At Ford, as at rivals, the electrification of vehicles will merge with efforts to develop vehicles that can drive themselves. Ford plans to put a fleet of 30 autonomous, plug-in hybrid Ford Fusions on the road as it accelerates efforts to develop cars that can drive themselves.

Like many Detroit executives, Fields has often stood on a stage and beamed as a sheet came off a new sports car or truck. On Tuesday, on a stage at the Mandalay Bay resort here, Fields heralded the new age in the car business when he grabbed a small, black cylinder and, holding it in one hand, declared: "Here is the all new PUCK."

The PUCK, made by Velodyne, is an advanced, compact LiDAR sensor that Ford will use as the eyes of its new generation of autonomous cars.

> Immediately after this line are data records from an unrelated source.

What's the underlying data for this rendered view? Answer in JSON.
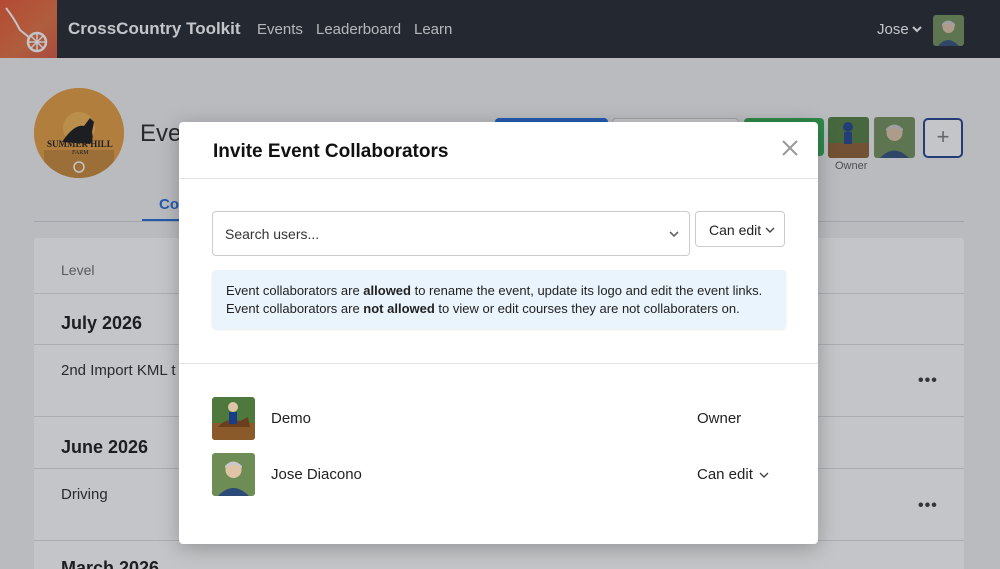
{
  "topbar": {
    "brand": "CrossCountry Toolkit",
    "nav": [
      "Events",
      "Leaderboard",
      "Learn"
    ],
    "user_name": "Jose",
    "logo_icon": "wheel-cart-logo"
  },
  "page": {
    "event_title_partial": "Eve",
    "event_logo_text": "SUMMER HILL",
    "event_logo_sub": "FARM",
    "tab_partial": "Co",
    "owner_label": "Owner",
    "plus_label": "+",
    "list": {
      "header": "Level",
      "months": [
        {
          "label": "July 2026",
          "items": [
            "2nd Import KML t"
          ]
        },
        {
          "label": "June 2026",
          "items": [
            "Driving"
          ]
        },
        {
          "label": "March 2026",
          "items": []
        }
      ],
      "more_label": "•••"
    }
  },
  "modal": {
    "title": "Invite Event Collaborators",
    "close_icon": "close-icon",
    "search_placeholder": "Search users...",
    "permission_selected": "Can edit",
    "info": {
      "line1_a": "Event collaborators are ",
      "line1_b": "allowed",
      "line1_c": " to rename the event, update its logo and edit the event links.",
      "line2_a": "Event collaborators are ",
      "line2_b": "not allowed",
      "line2_c": " to view or edit courses they are not collaboraters on."
    },
    "members": [
      {
        "name": "Demo",
        "role": "Owner",
        "editable": false
      },
      {
        "name": "Jose Diacono",
        "role": "Can edit",
        "editable": true
      }
    ]
  },
  "colors": {
    "nav_bg": "#1b1f27",
    "logo_orange": "#e8502a",
    "primary_blue": "#1a66d8",
    "success_green": "#2aa84a",
    "info_bg": "#eaf4fc"
  }
}
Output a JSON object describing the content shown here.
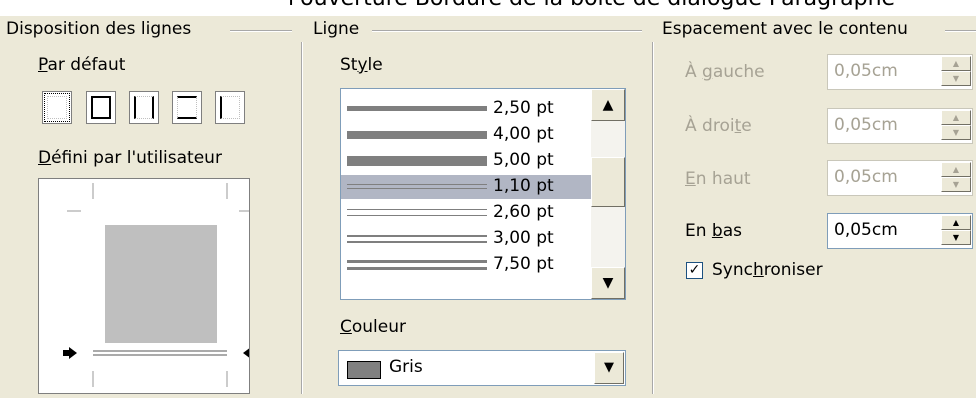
{
  "header_cut_text": "l'ouverture Bordure de la boîte de dialogue Paragraphe",
  "groups": {
    "disposition": "Disposition des lignes",
    "ligne": "Ligne",
    "espacement": "Espacement avec le contenu"
  },
  "disposition": {
    "par_defaut_label": "Par défaut",
    "defini_label": "Défini par l'utilisateur"
  },
  "ligne": {
    "style_label": "Style",
    "styles": [
      {
        "label": "2,50 pt",
        "kind": "single"
      },
      {
        "label": "4,00 pt",
        "kind": "single"
      },
      {
        "label": "5,00 pt",
        "kind": "single"
      },
      {
        "label": "1,10 pt",
        "kind": "double",
        "selected": true
      },
      {
        "label": "2,60 pt",
        "kind": "double"
      },
      {
        "label": "3,00 pt",
        "kind": "double"
      },
      {
        "label": "7,50 pt",
        "kind": "double"
      }
    ],
    "couleur_label": "Couleur",
    "couleur_value": "Gris",
    "couleur_hex": "#808080"
  },
  "espacement": {
    "gauche": {
      "label": "À gauche",
      "value": "0,05cm",
      "enabled": false
    },
    "droite": {
      "label": "À droite",
      "value": "0,05cm",
      "enabled": false
    },
    "haut": {
      "label": "En haut",
      "value": "0,05cm",
      "enabled": false
    },
    "bas": {
      "label": "En bas",
      "value": "0,05cm",
      "enabled": true
    },
    "synchroniser_label": "Synchroniser",
    "synchroniser_checked": true
  }
}
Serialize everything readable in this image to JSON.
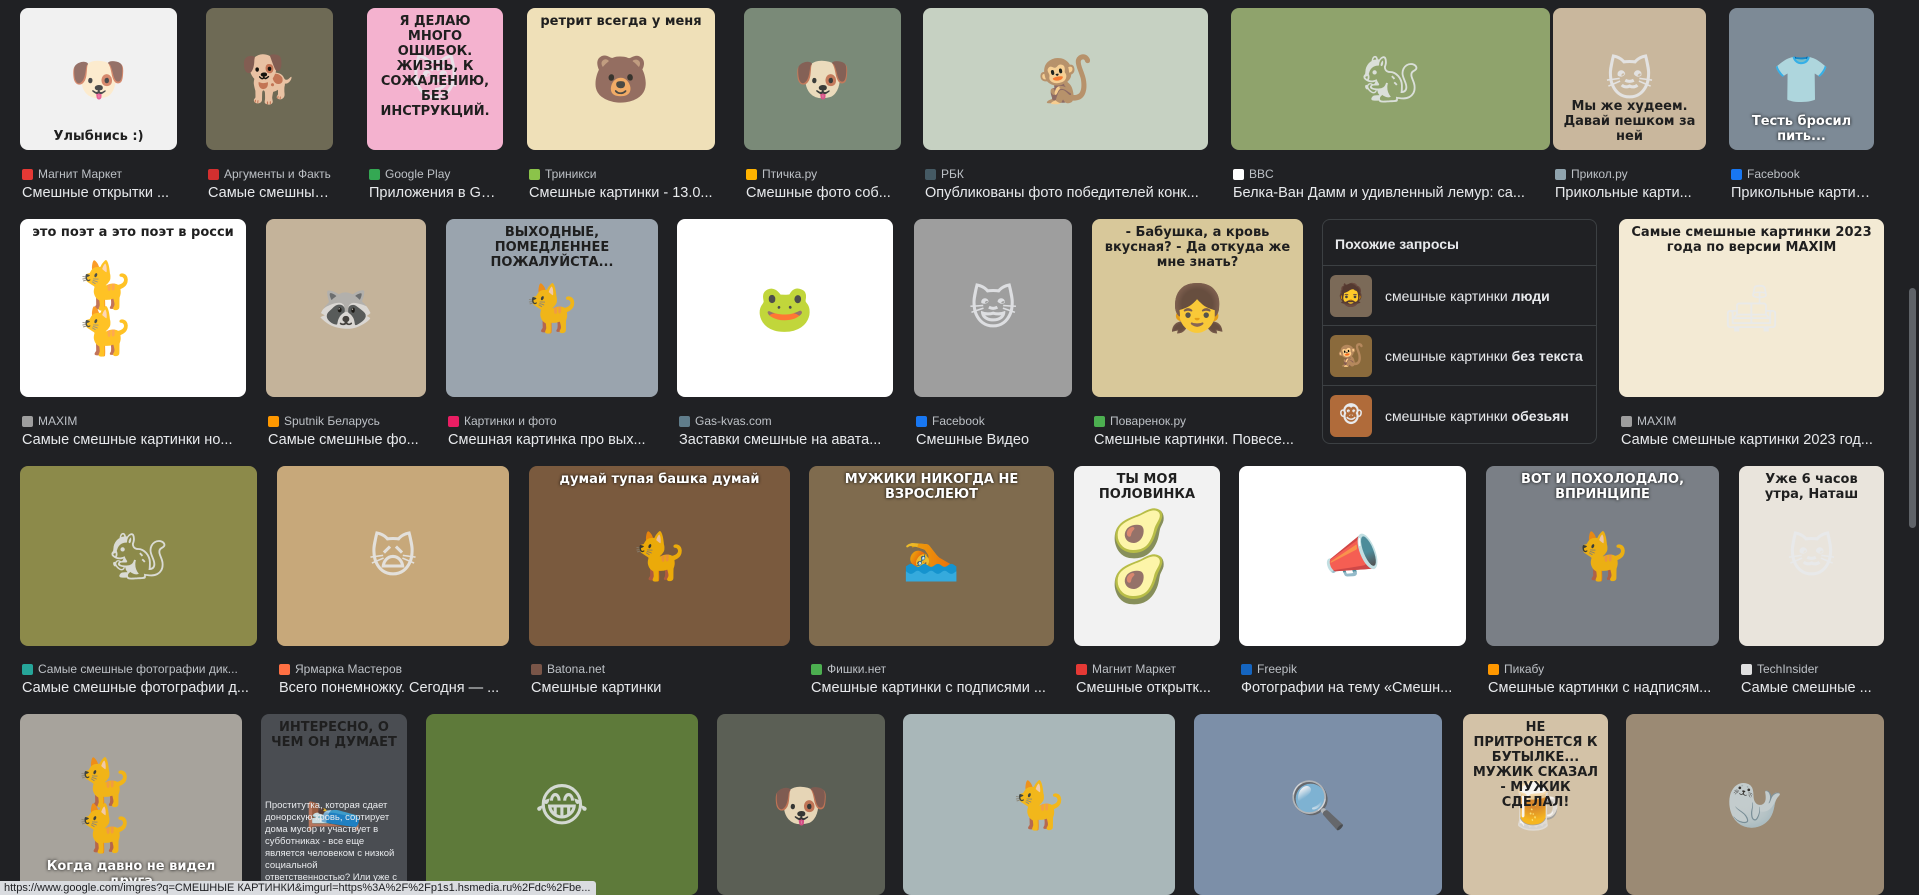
{
  "status_url": "https://www.google.com/imgres?q=СМЕШНЫЕ КАРТИНКИ&imgurl=https%3A%2F%2Fp1s1.hsmedia.ru%2Fdc%2Fbe...",
  "row1": [
    {
      "source": "Магнит Маркет",
      "title": "Смешные открытки ...",
      "fav": "#e53935",
      "bg": "#f1f1f1",
      "glyph": "🐶",
      "caption": "Улыбнись :)",
      "cap_pos": "bottom",
      "cap_style": "dark"
    },
    {
      "source": "Аргументы и Факты",
      "title": "Самые смешные ...",
      "fav": "#d32f2f",
      "bg": "#6e6a55",
      "glyph": "🐕",
      "caption": "",
      "cap_pos": "bottom",
      "cap_style": "light"
    },
    {
      "source": "Google Play",
      "title": "Приложения в Go...",
      "fav": "#34a853",
      "bg": "#f4b2cf",
      "glyph": "😼",
      "caption": "Я ДЕЛАЮ МНОГО ОШИБОК. ЖИЗНЬ, К СОЖАЛЕНИЮ, БЕЗ ИНСТРУКЦИЙ.",
      "cap_pos": "top",
      "cap_style": "dark"
    },
    {
      "source": "Триникси",
      "title": "Смешные картинки - 13.0...",
      "fav": "#8bc34a",
      "bg": "#efe0b8",
      "glyph": "🐻",
      "caption": "ретрит всегда у меня",
      "cap_pos": "top",
      "cap_style": "dark"
    },
    {
      "source": "Птичка.ру",
      "title": "Смешные фото соб...",
      "fav": "#ffb300",
      "bg": "#7a8a78",
      "glyph": "🐶",
      "caption": "",
      "cap_pos": "bottom",
      "cap_style": "light"
    },
    {
      "source": "РБК",
      "title": "Опубликованы фото победителей конк...",
      "fav": "#455a64",
      "bg": "#c6d1c2",
      "glyph": "🐒",
      "caption": "",
      "cap_pos": "bottom",
      "cap_style": "light"
    },
    {
      "source": "BBC",
      "title": "Белка-Ван Дамм и удивленный лемур: са...",
      "fav": "#ffffff",
      "bg": "#8fa36c",
      "glyph": "🐿",
      "caption": "",
      "cap_pos": "bottom",
      "cap_style": "light"
    },
    {
      "source": "Прикол.ру",
      "title": "Прикольные карти...",
      "fav": "#90a4ae",
      "bg": "#c9b79d",
      "glyph": "🐱",
      "caption": "Мы же худеем. Давай пешком за ней",
      "cap_pos": "bottom",
      "cap_style": "dark"
    },
    {
      "source": "Facebook",
      "title": "Прикольные картин...",
      "fav": "#1877f2",
      "bg": "#7d8a96",
      "glyph": "👕",
      "caption": "Тесть бросил пить...",
      "cap_pos": "bottom",
      "cap_style": "light"
    }
  ],
  "row2": [
    {
      "source": "MAXIM",
      "title": "Самые смешные картинки но...",
      "fav": "#9e9e9e",
      "bg": "#ffffff",
      "glyph": "🐈 🐈",
      "caption": "это поэт   а это поэт в росси",
      "cap_pos": "top",
      "cap_style": "dark"
    },
    {
      "source": "Sputnik Беларусь",
      "title": "Самые смешные фо...",
      "fav": "#ff9800",
      "bg": "#c4b39a",
      "glyph": "🦝",
      "caption": "",
      "cap_pos": "bottom",
      "cap_style": "light"
    },
    {
      "source": "Картинки и фото",
      "title": "Смешная картинка про вых...",
      "fav": "#e91e63",
      "bg": "#9aa4ae",
      "glyph": "🐈",
      "caption": "ВЫХОДНЫЕ, ПОМЕДЛЕННЕЕ ПОЖАЛУЙСТА...",
      "cap_pos": "top",
      "cap_style": "dark"
    },
    {
      "source": "Gas-kvas.com",
      "title": "Заставки смешные на авата...",
      "fav": "#607d8b",
      "bg": "#ffffff",
      "glyph": "🐸",
      "caption": "",
      "cap_pos": "bottom",
      "cap_style": "light"
    },
    {
      "source": "Facebook",
      "title": "Смешные Видео",
      "fav": "#1877f2",
      "bg": "#9e9e9e",
      "glyph": "😺",
      "caption": "",
      "cap_pos": "bottom",
      "cap_style": "light"
    },
    {
      "source": "Поваренок.ру",
      "title": "Смешные картинки. Повесе...",
      "fav": "#4caf50",
      "bg": "#d8c89a",
      "glyph": "👧",
      "caption": "- Бабушка, а кровь вкусная? - Да откуда же мне знать?",
      "cap_pos": "top",
      "cap_style": "dark"
    },
    {
      "source": "MAXIM",
      "title": "Самые смешные картинки 2023 год...",
      "fav": "#9e9e9e",
      "bg": "#f3ead4",
      "glyph": "🛋",
      "caption": "Самые смешные картинки 2023 года по версии MAXIM",
      "cap_pos": "top",
      "cap_style": "dark"
    }
  ],
  "related": {
    "heading": "Похожие запросы",
    "items": [
      {
        "prefix": "смешные картинки ",
        "bold": "люди",
        "bg": "#7b6a58",
        "glyph": "🧔"
      },
      {
        "prefix": "смешные картинки ",
        "bold": "без текста",
        "bg": "#8a6a3c",
        "glyph": "🐒"
      },
      {
        "prefix": "смешные картинки ",
        "bold": "обезьян",
        "bg": "#b06b3a",
        "glyph": "🐵"
      }
    ]
  },
  "row3": [
    {
      "source": "Самые смешные фотографии дик...",
      "title": "Самые смешные фотографии д...",
      "fav": "#26a69a",
      "bg": "#8c8a4a",
      "glyph": "🐿",
      "caption": "",
      "cap_pos": "bottom",
      "cap_style": "light"
    },
    {
      "source": "Ярмарка Мастеров",
      "title": "Всего понемножку. Сегодня — ...",
      "fav": "#ff7043",
      "bg": "#c7a87a",
      "glyph": "🙀",
      "caption": "",
      "cap_pos": "bottom",
      "cap_style": "light"
    },
    {
      "source": "Batona.net",
      "title": "Смешные картинки",
      "fav": "#795548",
      "bg": "#7a5a3e",
      "glyph": "🐈",
      "caption": "думай тупая башка думай",
      "cap_pos": "top",
      "cap_style": "light"
    },
    {
      "source": "Фишки.нет",
      "title": "Смешные картинки с подписями ...",
      "fav": "#4caf50",
      "bg": "#7f6b4e",
      "glyph": "🏊",
      "caption": "МУЖИКИ НИКОГДА НЕ ВЗРОСЛЕЮТ",
      "cap_pos": "top",
      "cap_style": "light"
    },
    {
      "source": "Магнит Маркет",
      "title": "Смешные открытк...",
      "fav": "#e53935",
      "bg": "#f2f2f2",
      "glyph": "🥑🥑",
      "caption": "ТЫ МОЯ ПОЛОВИНКА",
      "cap_pos": "top",
      "cap_style": "dark"
    },
    {
      "source": "Freepik",
      "title": "Фотографии на тему «Смешн...",
      "fav": "#1565c0",
      "bg": "#ffffff",
      "glyph": "📣",
      "caption": "",
      "cap_pos": "bottom",
      "cap_style": "light"
    },
    {
      "source": "Пикабу",
      "title": "Смешные картинки с надписям...",
      "fav": "#ff9800",
      "bg": "#7a7f86",
      "glyph": "🐈",
      "caption": "ВОТ И ПОХОЛОДАЛО, ВПРИНЦИПЕ",
      "cap_pos": "top",
      "cap_style": "light"
    },
    {
      "source": "TechInsider",
      "title": "Самые смешные ...",
      "fav": "#e0e0e0",
      "bg": "#e9e4dc",
      "glyph": "🐱",
      "caption": "Уже 6 часов утра, Наташ",
      "cap_pos": "top",
      "cap_style": "dark"
    }
  ],
  "row4": [
    {
      "bg": "#a7a39c",
      "glyph": "🐈🐈",
      "caption": "Когда давно не видел друга",
      "cap_pos": "bottom",
      "cap_style": "light"
    },
    {
      "bg": "#4a4d52",
      "glyph": "🛌",
      "caption": "ИНТЕРЕСНО, О ЧЕМ ОН ДУМАЕТ",
      "cap_pos": "top",
      "cap_style": "dark"
    },
    {
      "bg": "#5e7a3a",
      "glyph": "😂",
      "caption": "",
      "cap_pos": "bottom",
      "cap_style": "light"
    },
    {
      "bg": "#5b5f55",
      "glyph": "🐶",
      "caption": "",
      "cap_pos": "bottom",
      "cap_style": "light"
    },
    {
      "bg": "#a9b7b9",
      "glyph": "🐈",
      "caption": "",
      "cap_pos": "bottom",
      "cap_style": "light"
    },
    {
      "bg": "#7c8fa8",
      "glyph": "🔍",
      "caption": "",
      "cap_pos": "bottom",
      "cap_style": "light"
    },
    {
      "bg": "#d3c2a7",
      "glyph": "🍺",
      "caption": "НЕ ПРИТРОНЕТСЯ К БУТЫЛКЕ... МУЖИК СКАЗАЛ - МУЖИК СДЕЛАЛ!",
      "cap_pos": "top",
      "cap_style": "dark"
    },
    {
      "bg": "#9b8a74",
      "glyph": "🦭",
      "caption": "",
      "cap_pos": "bottom",
      "cap_style": "light"
    }
  ],
  "row4_overlay_text": "Проститутка, которая сдает донорскую кровь, сортирует дома мусор и участвует в субботниках - все еще является человеком с низкой социальной ответственностью? Или уже с повышенной? Или вышла в ноль?"
}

When self-driving cars hit the market, they may do so in the form of low-speed electric vehicles designed specifically for ride-hailing companies in central cities, said Xavier Mosquet, managing director at Boston Consulting Group. Within two years, he said, "you will see small-scale experiments in a number of cities around the world."

In the past, automakers wouldn't have been much interested in such ventures.

Then Uber came along, garnering a value from investors estimated at $51 billion after a round of funding in July - roughly equivalent to GM's market capitalization as of Tuesday. Uber's investors believe the company's promise of dropping the cost of rides on demand, expanding the market for such services and developing services built on customer data represents a rare opportunity.

Uber envisions autonomous cars that could someday replace its hundreds of thousands of contract drivers. The San Francisco company has gone to top-tier universities and research centres to build up this capability.

Tesla's soaring stock value - the company was worth about $29.3 billion (roughly Rs. 1,95,801 crores) this week even after a recent skid in its share price - also jolted executives at established automakers.

Tesla bulls, including Morgan Stanley analyst Adam Jonas, say the company is well positioned because of its roots in digital commerce and the technology of its cars to be a leader in developing autonomous transportation on demand services. But Jonas, in a recent report, cautions that as of now, "like all major car companies, Tesla's business of selling human-driven machines utilized (less than) 4% of the time is not sustainable."

Whether big carmakers can move fast enough over the long run to avoid getting left behind as digital disruptors such as Uber, Tesla Motors Inc or Alphabet Inc's Google pioneer new markets won't be clear for some time.

It's clear now, however, that the industry takes such threats quite seriously. Automakers, not Silicon Valley companies, are the leaders in self-driving car technology patents, a study by the Intellectual Property and Science Division of Thomson Reuters found this week. Toyota is the global leader in the number of self-driving car patents, the report found. The tech company with the most autonomous-driving patents, Alphabet Inc's Google, ranks 26th on the list.

Profiting from ride-sharing and other service businesses will require automakers to overhaul their corporate structures, said Hans-Werner Kaas of McKinsey and Co.

"You need new management systems," he said.

Automakers also need different kinds of employees. Toyota Motor Corp this week announced it has hired a team of robotics engineers - including the former head of Google's robotics efforts, James Kuffner, to lead a new Toyota Research Institute that will focus on autonomous vehicle and home robotics technology.

"Everyone who has been hired is very eager to change the world," Kuffner said at a press briefing at CES.